Ya iba Sancho a empezar a calcular las poesías que contenía el libro cuando oyeron un galope a sus espaldas. Y antes de que les diera tiempo a volverse para averiguar quien venía por el camino en su misma dirección, les alcanzó un anciano montado sobre un rocín aún más famélico que Rocinante, aunque trotara con más orgullo que el Babieca del Cid Campeador y el Bucéfalo del gran Alejandro juntos.

El recién llegado se presentó como Jesús Castillo del Castillo, militar retirado y, según él, héroe de mil batallas con los tercios con los que recorrió Europa hasta sus últimos confines de victoria en victoria. El militarse emparejó al paso del caballero dispuesto a contarle mil batallas, y don Quijote dispuesto a escucharlas.

 

A la hora del almuerzo los tres caminantes pararon a almorzar en una venta que había a la vera del camino. Y allí, sentados a la sombra de una parra y animado por los vapores del vino de Valdepeñas que les sirvió un mozo, el militar contó como había combatido contra el Turco. (Aquí el militar aclaró que aunque al enemigo se le denominaba como El Turco, pues resultaba que el Turco no era uno, sino muchísimos y muy feroces).

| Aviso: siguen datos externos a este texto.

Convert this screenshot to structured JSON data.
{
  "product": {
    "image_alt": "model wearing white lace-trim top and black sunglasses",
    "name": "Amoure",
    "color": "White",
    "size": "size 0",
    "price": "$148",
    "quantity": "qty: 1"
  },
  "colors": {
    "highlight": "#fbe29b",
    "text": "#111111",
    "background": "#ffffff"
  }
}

Y contó que un día su general, antes de la que se presentaba como terrible batalla, contó sus soldados. Y que la suma de las cifras del número que obtuvo fue 17. El general, tras la batalla, contó los muertos y los heridos y la suma de ambos era un número que, curiosamente, sumando sus cifras también daba 17. Según el general los soldados supervivientes desfilaron ante él en filas de 9. Don Quijote y Sancho se preguntaron si esto sería posible. Pero se lo preguntaron poco tiempo, ya que antes de que les diera tiempo ni siquiera a empezar a pensar el militar ya contaba una nueva historia, después de vaciar su jarra de vino y la jarra del sorprendido don Quijote, que no la de Sancho, que al verle las intenciones etílicas sujetó bien fuerte la suya.

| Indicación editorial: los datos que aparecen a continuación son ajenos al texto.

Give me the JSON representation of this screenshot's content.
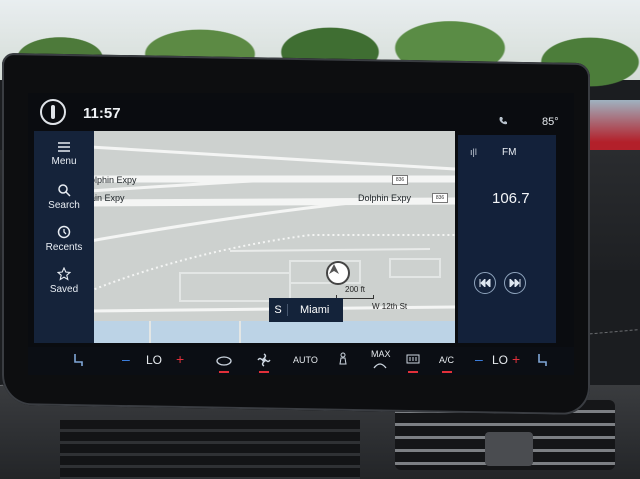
{
  "status": {
    "time": "11:57",
    "temperature": "85°",
    "phone_icon": "phone-icon"
  },
  "nav": {
    "items": [
      {
        "label": "Menu",
        "icon": "menu-icon"
      },
      {
        "label": "Search",
        "icon": "search-icon"
      },
      {
        "label": "Recents",
        "icon": "clock-icon"
      },
      {
        "label": "Saved",
        "icon": "star-icon"
      }
    ]
  },
  "map": {
    "roads": [
      "Dolphin Expy",
      "Dolphin Expy"
    ],
    "road_label_left_top": "olphin Expy",
    "road_label_left_bottom": "ain Expy",
    "road_label_center": "Dolphin Expy",
    "shields": [
      "836",
      "836"
    ],
    "scale_text": "200 ft",
    "street": "W 12th St",
    "heading_direction": "S",
    "heading_city": "Miami"
  },
  "radio": {
    "band": "FM",
    "signal": "ı|l",
    "frequency": "106.7",
    "prev_icon": "seek-back-icon",
    "next_icon": "seek-forward-icon"
  },
  "climate": {
    "left_minus": "–",
    "left_temp": "LO",
    "left_plus": "+",
    "auto": "AUTO",
    "max": "MAX",
    "ac": "A/C",
    "right_minus": "–",
    "right_temp": "LO",
    "right_plus": "+"
  },
  "colors": {
    "panel": "#15233a",
    "accent_red": "#e2303a",
    "accent_blue": "#3f84e8",
    "map_bg": "#cdd1cf"
  }
}
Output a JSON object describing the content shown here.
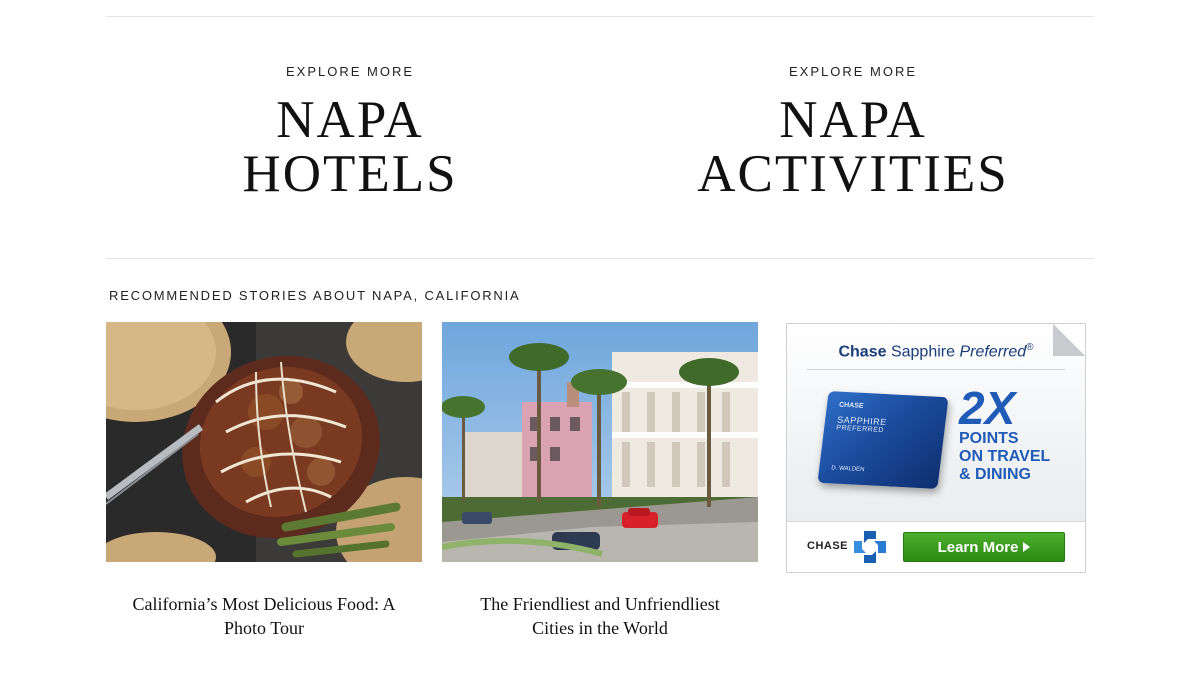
{
  "explore": [
    {
      "eyebrow": "EXPLORE MORE",
      "line1": "NAPA",
      "line2": "HOTELS"
    },
    {
      "eyebrow": "EXPLORE MORE",
      "line1": "NAPA",
      "line2": "ACTIVITIES"
    }
  ],
  "recommended": {
    "title": "RECOMMENDED STORIES ABOUT NAPA, CALIFORNIA",
    "stories": [
      {
        "caption": "California’s Most Delicious Food: A Photo Tour",
        "image": "tostada-photo"
      },
      {
        "caption": "The Friendliest and Unfriendliest Cities in the World",
        "image": "street-photo"
      }
    ]
  },
  "ad": {
    "brand": "Chase",
    "product": "Sapphire",
    "product_italic": "Preferred",
    "registered": "®",
    "card_bank": "CHASE",
    "card_name": "SAPPHIRE",
    "card_sub": "PREFERRED",
    "card_holder": "D. WALDEN",
    "multiplier": "2X",
    "offer_line1": "POINTS",
    "offer_line2": "ON TRAVEL",
    "offer_line3": "& DINING",
    "footer_brand": "CHASE",
    "cta": "Learn More",
    "colors": {
      "chase_blue": "#1f5bb7",
      "cta_green": "#3a9c1f"
    }
  }
}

-Ahora bien, mi mayor heroicidad, la que me dio gran fama y loor, de la que se habló y se hablará por los siglos de los siglos, desde la Anatolia hasta las Indias, pasando por Estambul y Logroño, la hazaña que...

-Resumid, señor militar, que tenemos que llegar a El Toboso antes de que caiga la noche –le cortó Sancho, al comprobar que el militar era proclive a regodearse en circunloquios.

-Esta bien, pues como iba diciendo, mi mayor logro en mi dilatada carrera armamentística, que lo es, fue cuando mi general me ordenó que rastreara un campo sembrado de cepos mortales y yo...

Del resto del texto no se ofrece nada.